D’abord dans le fait que le travail est extérieur à l’ouvrier, cad qu’il n’appartient pas à son essence, que donc, dans son travail, l’ouvrier ne s’affirme pas, mais se nie, ne se sent pas à l’aise, mais malheureux ; il n’y déploie pas une libre activité physique et intellectuelle, mais mortifie son corps et ruine son esprit. En conséquence, l’ouvrier ne se sent lui-même qu’en dehors du travail et dans le travail il se sent extérieur à lui-même. Il est à l’aise quand il ne travaille pas et, quand il travaille, il ne se sent pas à l’aise. Son travail n’est donc pas volontaire, mais contraint, c’est du travail forcé. Il n’est donc pas la satisfaction d’un besoin, mais seulement un moyen de satisfaire des besoins en dehors du travail. Le caractère du travail apparaît nettement dans le fait que, dès qu’il n’existe pas de contrainte physique ou autre, le travail est fui comme de la peste. Le travail extérieur à l’homme, dans lequel il se dépouille, est un travail de sacrifice de soi, de mortification. Enfin le caractère extérieur à l’ouvrier du travail apparaît dans le fait qu’il n’est pas son bien propre, mais celui d’un autre, qu’il ne lui appartient pas, que dans le travail l’ouvrier ne s’appartient pas lui-même, mais appartient à un autre. (...) On en vient donc à ce résultat que l’homme se sent agir librement seulement dans ses fonctions animales : manger, boire et procréer, ou encore, tout au plus, dans le choix de sa maison, de son habillement, etc ; en revanche, il se sent animal dans ses fonctions proprement humaines. Ce qui est animal devient humain, et ce qui est humain devient animal. Manger, boire, procréer, etc, sont certes aussi des fonctions authentiquement humaines. Mais séparées abstraitement du reste du champ des activités humaines et devenues ainsi la fin dernière et unique, elles ne sont plus que des fonctions animales.
 MARX, Manuscrits de 1844

Aliénation du travail = le travailleur est dépossédé de son travail et de ses fruits, il ne travaille pas pour lui mais pour un autre, qui le rémunère et qui possède ce qu’il produit. L’aliénation détruit la liberté de l’activité de travail.

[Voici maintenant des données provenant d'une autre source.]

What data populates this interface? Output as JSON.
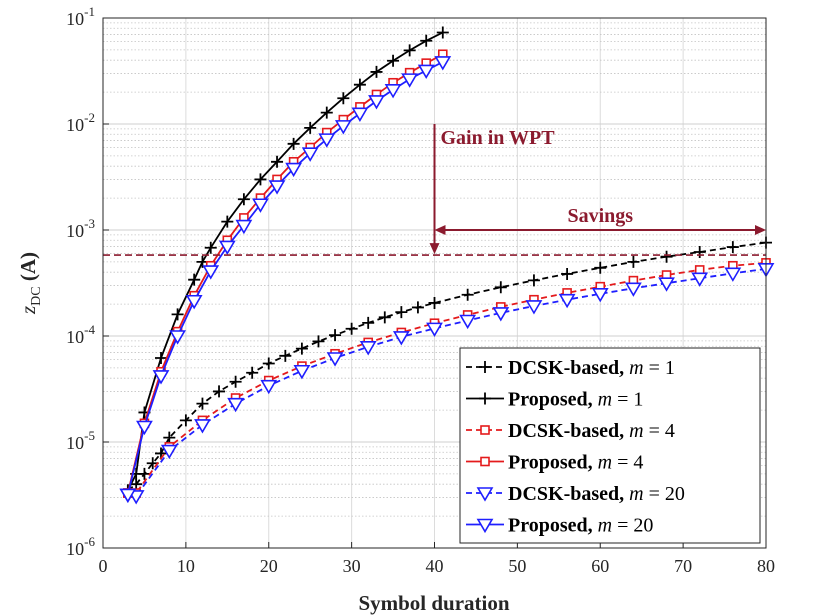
{
  "chart_data": {
    "type": "line",
    "title": "",
    "xlabel": "Symbol duration",
    "ylabel_var": "z",
    "ylabel_sub": "DC",
    "ylabel_unit": " (A)",
    "xlim": [
      0,
      80
    ],
    "ylim_log10": [
      -6,
      -1
    ],
    "yscale": "log",
    "grid": true,
    "x_ticks": [
      0,
      10,
      20,
      30,
      40,
      50,
      60,
      70,
      80
    ],
    "y_tick_exponents": [
      -6,
      -5,
      -4,
      -3,
      -2,
      -1
    ],
    "y_tick_base": "10",
    "legend_position": "bottom-right",
    "colors": {
      "black": "#000000",
      "red": "#e41a1c",
      "blue": "#1f1fff",
      "annotation": "#8b1a2e"
    },
    "series": [
      {
        "name": "DCSK-based, m = 1",
        "label": "DCSK-based, ",
        "math": "m",
        "eq": " = 1",
        "color": "#000000",
        "dashed": true,
        "marker": "plus",
        "x": [
          3,
          4,
          5,
          6,
          7,
          8,
          10,
          12,
          14,
          16,
          18,
          20,
          22,
          24,
          26,
          28,
          30,
          32,
          34,
          36,
          38,
          40,
          44,
          48,
          52,
          56,
          60,
          64,
          68,
          72,
          76,
          80
        ],
        "y": [
          3.5e-06,
          4e-06,
          5e-06,
          6.3e-06,
          7.8e-06,
          1.1e-05,
          1.6e-05,
          2.3e-05,
          3e-05,
          3.7e-05,
          4.5e-05,
          5.5e-05,
          6.5e-05,
          7.6e-05,
          8.9e-05,
          0.000102,
          0.000117,
          0.000133,
          0.00015,
          0.000168,
          0.000186,
          0.000205,
          0.000245,
          0.000288,
          0.000335,
          0.000385,
          0.00044,
          0.0005,
          0.00056,
          0.00062,
          0.00069,
          0.00076
        ]
      },
      {
        "name": "Proposed, m = 1",
        "label": "Proposed, ",
        "math": "m",
        "eq": " = 1",
        "color": "#000000",
        "dashed": false,
        "marker": "plus",
        "x": [
          3,
          4,
          5,
          7,
          9,
          11,
          12,
          13,
          15,
          17,
          19,
          21,
          23,
          25,
          27,
          29,
          31,
          33,
          35,
          37,
          39,
          41
        ],
        "y": [
          3.5e-06,
          5e-06,
          1.9e-05,
          6.2e-05,
          0.00016,
          0.00034,
          0.0005,
          0.00068,
          0.0012,
          0.00195,
          0.003,
          0.0044,
          0.0065,
          0.0092,
          0.0128,
          0.0175,
          0.0235,
          0.031,
          0.0395,
          0.0495,
          0.061,
          0.073
        ]
      },
      {
        "name": "DCSK-based, m = 4",
        "label": "DCSK-based, ",
        "math": "m",
        "eq": " = 4",
        "color": "#e41a1c",
        "dashed": true,
        "marker": "square",
        "x": [
          3,
          4,
          8,
          12,
          16,
          20,
          24,
          28,
          32,
          36,
          40,
          44,
          48,
          52,
          56,
          60,
          64,
          68,
          72,
          76,
          80
        ],
        "y": [
          3.3e-06,
          3.3e-06,
          9e-06,
          1.6e-05,
          2.6e-05,
          3.8e-05,
          5.2e-05,
          6.8e-05,
          8.7e-05,
          0.000108,
          0.000132,
          0.000158,
          0.000188,
          0.00022,
          0.000255,
          0.000292,
          0.000333,
          0.000376,
          0.00042,
          0.00046,
          0.00049
        ]
      },
      {
        "name": "Proposed, m = 4",
        "label": "Proposed, ",
        "math": "m",
        "eq": " = 4",
        "color": "#e41a1c",
        "dashed": false,
        "marker": "square",
        "x": [
          3,
          5,
          7,
          9,
          11,
          13,
          15,
          17,
          19,
          21,
          23,
          25,
          27,
          29,
          31,
          33,
          35,
          37,
          39,
          41
        ],
        "y": [
          3.3e-06,
          1.5e-05,
          4.6e-05,
          0.00011,
          0.00024,
          0.00046,
          0.0008,
          0.0013,
          0.002,
          0.003,
          0.0044,
          0.006,
          0.0083,
          0.011,
          0.0145,
          0.019,
          0.0245,
          0.0305,
          0.0375,
          0.0455
        ]
      },
      {
        "name": "DCSK-based, m = 20",
        "label": "DCSK-based, ",
        "math": "m",
        "eq": " = 20",
        "color": "#1f1fff",
        "dashed": true,
        "marker": "triangle",
        "x": [
          3,
          4,
          8,
          12,
          16,
          20,
          24,
          28,
          32,
          36,
          40,
          44,
          48,
          52,
          56,
          60,
          64,
          68,
          72,
          76,
          80
        ],
        "y": [
          3.2e-06,
          3.1e-06,
          8.3e-06,
          1.45e-05,
          2.3e-05,
          3.4e-05,
          4.7e-05,
          6.2e-05,
          7.9e-05,
          9.8e-05,
          0.000118,
          0.00014,
          0.000165,
          0.000192,
          0.00022,
          0.00025,
          0.000282,
          0.000315,
          0.00035,
          0.00039,
          0.00043
        ]
      },
      {
        "name": "Proposed, m = 20",
        "label": "Proposed, ",
        "math": "m",
        "eq": " = 20",
        "color": "#1f1fff",
        "dashed": false,
        "marker": "triangle",
        "x": [
          3,
          5,
          7,
          9,
          11,
          13,
          15,
          17,
          19,
          21,
          23,
          25,
          27,
          29,
          31,
          33,
          35,
          37,
          39,
          41
        ],
        "y": [
          3.2e-06,
          1.4e-05,
          4.2e-05,
          0.0001,
          0.000215,
          0.00041,
          0.0007,
          0.0011,
          0.00175,
          0.0026,
          0.0038,
          0.0053,
          0.0072,
          0.0096,
          0.0126,
          0.0165,
          0.021,
          0.0265,
          0.032,
          0.0385
        ]
      }
    ],
    "annotations": {
      "threshold_y": 0.00058,
      "gain_label": "Gain in WPT",
      "gain_arrow": {
        "x": 40,
        "y_from": 0.01,
        "y_to": 0.00058
      },
      "savings_label": "Savings",
      "savings_arrow": {
        "x_from": 40,
        "x_to": 80,
        "y": 0.001
      }
    }
  }
}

L’aliénation est un phénomène propre au régime capitaliste où il y a une scission entre ceux qui possèdent les capitaux (=capitalistes) et ceux qui n’ont que leur force de travail (=ouvriers). Les ouvriers sont contraints de vendre leur force de travail aux capitalistes pour gagner de quoi vivre (= reproduire sa force de travail). Donc ils ne travaillent pas pour eux-mêmes mais pour le capitaliste à qui ils vendent leur force de travail et qui garde le fruit de leur travail.
Plus-value = alors qu’en 6h l’ouvrier produit suffisamment pour reproduire sa force de travail, le capitaliste lui demande de travailler 14h et ne lui paie que la reproduction de sa force de travail, cad ce qu’il a produit en 6h, sans lui payer le surplus. L’ouvrier n’est payé que pour une partie de ce qu’il produit, le reste est capté par le capitaliste.

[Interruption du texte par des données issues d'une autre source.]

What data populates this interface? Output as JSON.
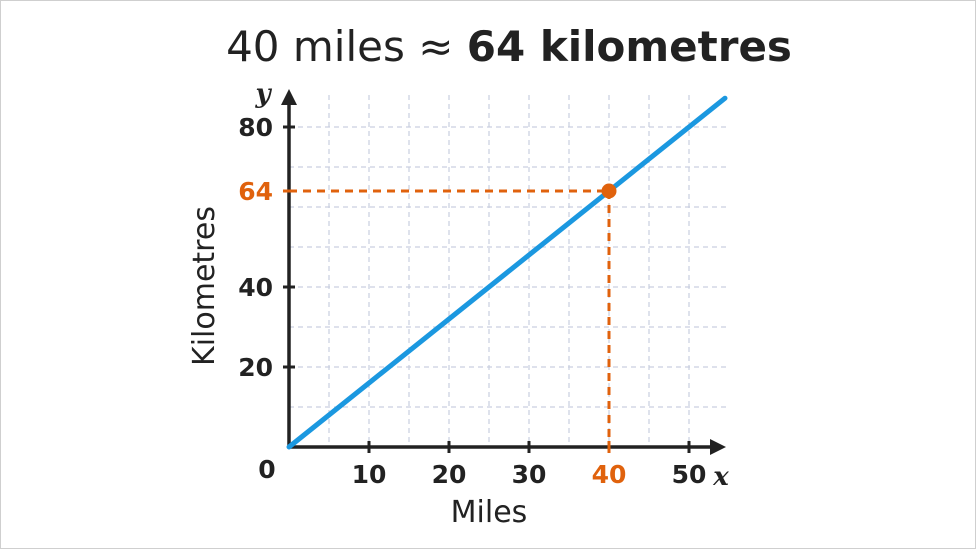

ð  Quelles conséquences a cette aliénation économique sur le travailleur ?
Le travailleur ne fait rien de positif dans son travail car il est au service d’un autre : il nie ses propres qualités, il adapte son corps et son esprit à des formes de travail produites par le capital. Il ne choisit pas ses conditions de travail mais doit se plier aux ordres. L’homme est dépossédé de cette activité qui est pourtant spécifiquement humaine. Le travailleur souffre au travail, qui n’est qu’un moyen de gagner sa vie, cad pour vivre sa vie hors du travail. Il ne fait alors que manger, boire, procréer, qui sont des actions animales : quand elles deviennent des fins et non des moyens pour faire autre chose de sa vie, elles rabaissent l’homme au rang de l’animal.

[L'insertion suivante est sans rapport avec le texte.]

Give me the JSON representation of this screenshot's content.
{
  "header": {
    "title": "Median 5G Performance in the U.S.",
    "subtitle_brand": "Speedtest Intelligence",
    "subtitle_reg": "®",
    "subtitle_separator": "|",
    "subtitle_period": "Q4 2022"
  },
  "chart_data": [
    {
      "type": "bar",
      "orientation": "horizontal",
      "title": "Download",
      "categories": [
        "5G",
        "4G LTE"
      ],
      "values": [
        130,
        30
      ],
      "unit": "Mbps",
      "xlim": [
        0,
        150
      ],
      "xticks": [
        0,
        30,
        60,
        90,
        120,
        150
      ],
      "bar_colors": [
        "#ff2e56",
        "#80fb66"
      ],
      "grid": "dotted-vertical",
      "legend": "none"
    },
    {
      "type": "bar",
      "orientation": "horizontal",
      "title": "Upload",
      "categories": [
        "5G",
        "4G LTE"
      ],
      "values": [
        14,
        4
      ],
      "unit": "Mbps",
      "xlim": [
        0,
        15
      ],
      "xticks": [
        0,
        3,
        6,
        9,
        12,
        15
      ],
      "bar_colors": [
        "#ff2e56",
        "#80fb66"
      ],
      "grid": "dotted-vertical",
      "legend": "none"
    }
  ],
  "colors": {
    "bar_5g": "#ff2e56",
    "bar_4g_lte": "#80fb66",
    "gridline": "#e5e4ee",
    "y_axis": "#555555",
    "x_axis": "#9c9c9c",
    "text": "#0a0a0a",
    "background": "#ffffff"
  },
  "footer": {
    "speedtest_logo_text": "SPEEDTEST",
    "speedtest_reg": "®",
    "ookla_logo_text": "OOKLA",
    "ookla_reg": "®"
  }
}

Texte 4 : Feuerbach la religion sépare les hommes par la foi au lieu de les unir par l’amour
C’est de plein droit que l’Eglise a damné ceux qui croient autrement, ou en général les incroyants, car cette damnation réside dans l’essence de la foi. La foi apparaît d’abord comme séparation sans préjugé entre croyants et incroyants. Le croyant a Dieu pour lui, l’incroyant l’a contre lui. (...) Mais ce qui a Dieu contre lui, n’est rien, est rejeté, damné ; car ce qui a Dieu contre lui, est contre Dieu. Croire signifie la même chose qu’être bon, ne pas croire la même chose qu’être méchant. Limitée et fermée sur elle-même, la foi déplace tout sur le domaine de la conviction. C’est par obstination et méchanceté que l’incroyant est incroyant ennemi du Christ. La foi ne s’assimile donc que les croyants, et elle rejette les incroyants. Elle est bonne à l’égard des croyants, mais méchante à l’égard des incroyants. (...) Par essence la foi condamne, damne. Elle amasse toute bénédiction, tout bien sur elle-même, sur son Dieu, comme l’amant sur celle qu’il aime, tout en rejetant sur l’incroyant toute malédiction, toute imperfection, tout mal. (...) Assurément le christianisme n’ordonne pas de persécutions des hérétiques, encore moins de conversions par la force armée. Mais dans la mesure où la foi condamne, elle engendre nécessairement des dispositions hostiles, les dispositions d’où nait la persécution des hérétiques. Aimer l’homme qui ne croit pas au Christ est un péché contre le Christ, signifie aimer l’ennemi du Christ. L’homme ne peut aimer ce que Dieu, ce que le Christ n’aime point ; son amour serait en contradiction avec la volonté divine, serait donc un péché. Certes Dieu aime tous les hommes, mais si et parce qu’ils sont chrétiens ou du moins peuvent l’être ou veulent l’être. (...) La foi supprime les liens naturels de l’humanité et substitue à l’unité naturelle et universelle une unité particulariste.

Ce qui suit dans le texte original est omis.